Les premières minutes de Grim Fandango sont inoubliables. Loquace et dynamique, l'introduction cinématique du jeu se démarque légèrement par sa qualité technique, mais surtout par l'assurance remarquable avec laquelle elle établit l'existence de son personnage principal au sein de ce monde encore inconnu. En quelques répliques bien composées, les principaux enjeux concernant l'ensemble des arrivants au Pays des Morts sont présentés, avant qu'un retour à l'intimité de Manny Calavera nous révèle toute la nature pathétique de son quotidien. Mais bien vite, les commandes sont remises au joueur, et l'exploration peut commencer.

C'est cette activité fondamentale du jeu vidéo, l'exploration, que Grim Fandango amène à un sommet rarement égalé. Structuré en une suite d'énigmes typiquement ardues, son gameplay demeure avant tout un prétexte à la découverte, à l'assouvissement de la pulsion de curiosité que bien des gamers finissent par se découvrir. Exerçant un contrôle direct sur son avatar (là où les jeux précédents de LucasArts lui faisaient interagir avec les divers éléments par l'entremise de la souris), le joueur a tout le loisir d'arpenter l'univers tridimensionnel, découpé en angles de caméra savamment calculés, recueillant une à une les observations de Manny sur les divers objets suscitant son intérêt. L'exploration se prolonge également dans les conversations avec les nombreux personnages, révélant à chaque réplique une part d'eux-mêmes et du monde qui les entoure. Et c'est précisément à cet égard que Grim Fandango trouve tout son intérêt: décodant à sa guise, à son rythme, l'univers virtuel qui lui est présenté, le joueur est convié à un travail de synthèse passionnant, assemblant une image mentale d'un ailleurs imaginaire aussi riche que ceux des plus belles créations littéraires.

C'est précisément la déficience en matière d'éléments évoquant le reste de la diégèse qui fait la faiblesse de certains passages plus tardifs, davantage centrés sur les développements de l'intrigue et campés en des lieux isolés. À l'inverse, c'est une étourdissante accumulation de données narratives très spécifiques qui fait la force du premier passage dans la ville de Rubacava, correspondant au deuxième quart du jeu. Plusieurs éléments font de cette séquence particulière un chef-d'œuvre de conception virtuelle: d'une part, la conception architecturale des lieux, exposés dans leur ensemble dès l'ouverture au moyen d'une stupéfiante plongée ; d'autre part, l'assemblage limpide de compositions musicales feutrées, uniformément excellentes à travers le jeu mais atteignant ici un paroxysme atmosphérique. Mais d'autres éléments plus subtils s'ajoutent à ces détails esthétiques déjà imposants: pour tout dire, les dialogues avec les personnages rencontrés à Rubacava sont si bien écrits qu'il en émerge un sentiment de communauté naturel et incroyablement convainquant. Paradoxalement, tandis que le héros cherche précisément un moyen de s'enfuir, le joueur souhaite mieux découvrir ce système complexe, tissé d'anecdotes et d'allusions appelant une temporalité antérieure à son intervention. Mais toute bonne chose ayant une fin, celui-ci doit bien se résigner à revenir à la triste réalité (celle du jeu d'aventures traditionnel, entendons-nous...).

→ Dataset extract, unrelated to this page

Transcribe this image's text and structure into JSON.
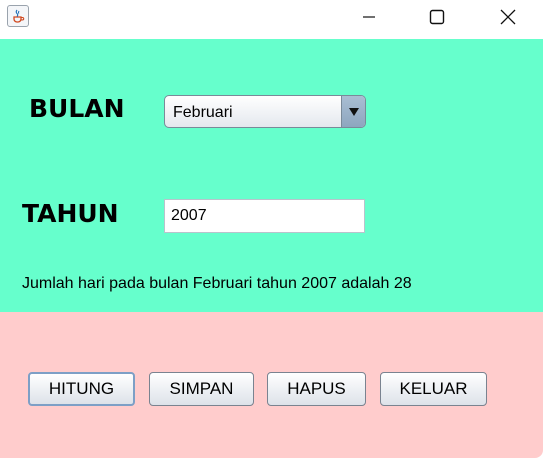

En effet, la dimension narrative et exploratoire de Grim Fandango est tellement immersive et aboutie qu'elle en finit par diminuer la composante proprement active du gameplay, à savoir la résolution des énigmes. Plus ingénieuses que celles de la moyenne des jeux d'aventures, moins frustrantes que celles du précédent Full Throttle, celles-ci varient néanmoins en termes d'évidence et de vraisemblance, au point d'en être franchement obscures à l'occasion (voir le mystère de la « photo-finish », exigeant des capacités associatives pour le moins déconcertantes...). Dans le meilleur des cas, le franchissement des obstacles apparaîtra comme une extension logique de l'univers de jeu, tablant sur les nombreux indices laissés à travers les dialogues ; dans le pire, il laissera sentir la nature artificielle de certaines épreuves, entravant la progression du récit de façon arbitraire. Il s'agit là des limites, nécessaires en un sens, de l'institution générique dans laquelle Schafer inscrit consciemment son jeu: consacrant l'essentiel de son effort créatif à l'élaboration d'un monde qu'il sera intéressant de déchiffrer, l'auteur se doit de composer avec certains codes imposés, par son employeur comme par son public. Le résultat demeure inégal, compliqué à l'occasion par une interface rappelant celle des premiers Resident Evil, mais témoigne néanmoins d'une grande modernité de l'esprit, sollicitant une lecture stimulante plutôt qu'une interaction mécanique et vide de sens.

Sorti en 1998, cinq ans après que le phénomène Myst ait bouleversé le paysage du jeu d'aventures, Grim Fandango est fréquemment identifié, à tort ou à raison, comme étant le « dernier souffle » d'envergure du genre (ce qui s'avère étrangement de circonstance...). À un moment où l'ensemble des développeurs cherchaient par tous les moyens à intégrer la 3-D encore balbutiante à leurs produits, l'équipe de Tim Schafer l'a fait de manière élégante et intelligente: incrustant des figurines crues et dynamiques à des décors fixes et pré-rendus, Grim Fandango trouve un équilibre visuel magnifique, remplissant de façon équitable des fonctions esthétique (par la beauté de ses compositions), signifiante (par ce qu'elles révèlent d'un monde virtuel chargé) et fonctionnelle (en ce qu'elles orientent subtilement la navigation). D'un intérêt fluctuant, se concluant par ailleurs de façon quelque peu hâtive, le récit n'en demeure pas moins l'un des plus étoffés et captivants que les jeux vidéo aient produits, et ce malgré le développement peu convaincant de l'enjeu sentimental au centre de l'intrigue. Il est aussi intéressant de constater que Tim Schafer, avec le réjouissant Psychonauts, continuerait de renouveler sa manière de raconter: d'une part en expérimentant le modèle plus mouvementé du jeu de plate-formes, puis en empruntant un format épisodique constitué d'allers et de retours entre divers espaces mentaux.

En somme, aussi passionnant soit-il, Grim Fandango ne représente qu'une étape dans une démarche créative plus large, orientée vers un divertissement à la fois novateur et familier. Si, interrogé par IGN sur la sempiternelle question du potentiel artistique des jeux vidéo, Tim Schafer répond: « Ah, who cares anyway... », c'est parce qu'il a compris depuis longtemps que les préceptes d'une expérience ludique riche n'étaient pas hors d'atteinte pour les game designers d'aujourd'hui, mais qu'ils étaient inhérents au médium et qu'il suffisait de l'orienter de façon imaginative pour les révéler. Une perspective que Grim Fandango applique de façon imparfaite, mais néanmoins tout à fait splendide.